今回のサイエンスカフェでは、婚外子の国籍訴訟について、フィリピン女性から直接お話を聞くことができた。勝訴の前例がなく難しいだろうと考えられていたが、諦めず立ち向かう姿勢に勇気をもらえた。人間として産まれてきたことに変わりないのに、婚外子ということのみで差別や不利益が生じることはあってはならないことだと思う。今回の例で違憲判決を得たことは、多様な家族が認められる形ともなり歴史的に大きな一歩だったと感じさせられた。
ジェンダー研究について研究者から直接お話を聞けたことも非常に有意義であった。フィリピン女性に教わりながら参加者みなでダンスをする場面もあり、土曜の午後の楽しい時間ともなった。

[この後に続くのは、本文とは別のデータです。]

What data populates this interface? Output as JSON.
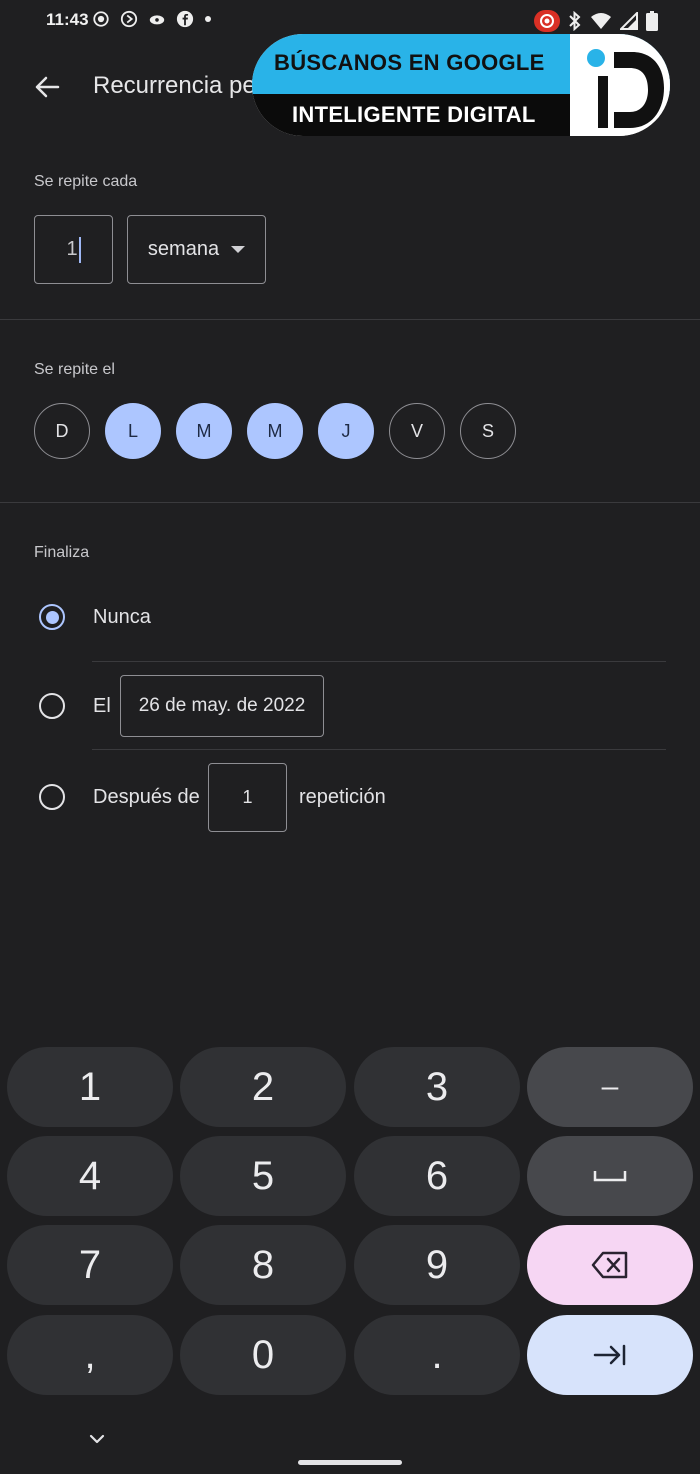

先生のお話の中で、ジェンダー研究は1980~90年代にかけてのジェンダー・フェミニズムの華やかな発展を経て、バックラッシュと男女共同参画の並行で複雑な状況を迎えているとあった。また、ジェンダー研究混迷の要因として、若い世代の保守化、女性の非正規雇用の割合が高い実態とは裏腹に、非正規雇用の男性と一部の正規雇用で生活が安定した女性を比較して、「男性の方がつらい」という言説があることが挙げられていた。その上で、今後のジェンダー研究と関連して、「女性」の一枚岩視の限界や新たなアプローチが必要であると述べられていた。
女性にとって不利な社会である現状を、単に女性の問題として片付けてしまうのではなく、性別を問わず人間として生きることができる社会を構築する必要性や、その前提としてジェンダー研究が果たす役割の重要性を感じた。